Faced with the prospect of an expensive cleanup, the mine's owner, a Canadian company called Dakota Mining, ultimately declared bankruptcy. And while the company did post a $5.6 million bond to pay for cleanup costs, that bond proved grossly inadequate. The shuttered mine is now a federal superfund site.
"It was the same old story," offers Tammen. "These companies talk about creating jobs and how, when they're done, the area will be cleaner than when they started. That's not how it works out." Dakota Mining was right about one thing: The mine did create lasting jobs. "I talked to a man who was working there who said they had eight employees, all monitoring pollution," Tammen recalls. "He said it was going to cost between $40 and $140 million to clean up the site."

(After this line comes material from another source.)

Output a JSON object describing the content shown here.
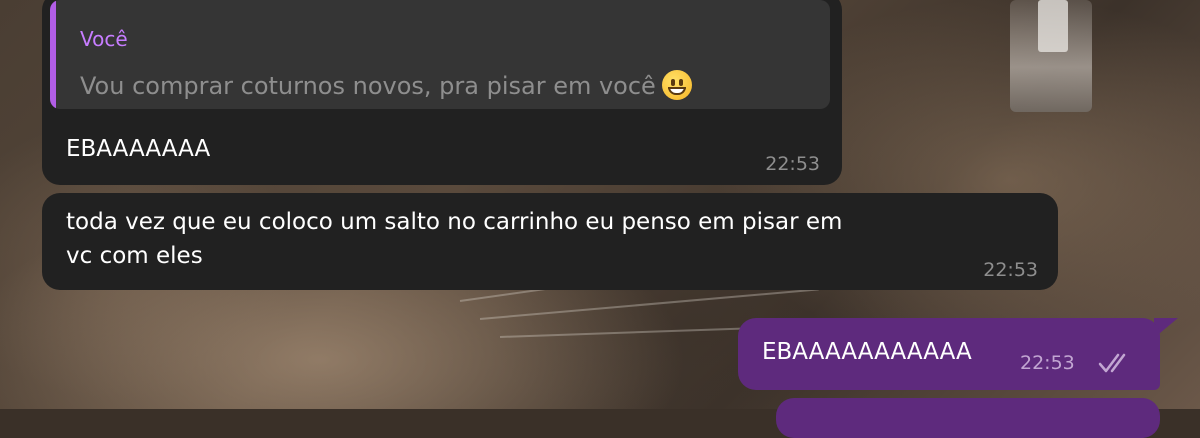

There is no shortage of such horror stories. Nationwide, according to the Sierra Club, the cost of cleaning up waterways contaminated by acid runoff and related mining pollutants has been estimated at $32-$72 billion.
According to a two-year study released last week by the environmental advocacy group Earthworks, government regulators, the mining industry, and its consultants consistently underestimate the amount of water contamination at hard rock mines. According to the report, 100 percent of the mining companies surveyed predicted at the outset that they would not violate water-quality standards for their operations. In the end, the report concluded, at least 76 percent of those mines did violate standards and, in 64 percent of the cases, mitigation plans failed to produce the predicted remedies. The result? Across the American west, the public has been left to foot most of the bill for the cleanup.
Arlo Knoll, the manager of the Department of Natural Resource's mine land reclamation office, says he's aware of the high costs associated with acid mine drainage and pledges that it will be taken into account in the drafting of PolyMet's permits. "On a yearly basis, they will have to provide financial assurance in case there has to be [mine] closure, and that would have to address not only [closing the mine] but long-term maintenance," Knoll says.
Neither Knoll nor PolyMet's Hudelson could provide any dollar estimates on the financial assurance package PolyMet will be required to post. According to Hudelson, those calculations will be made once the company's environmental impact statement has been completed and its mining plans formalized.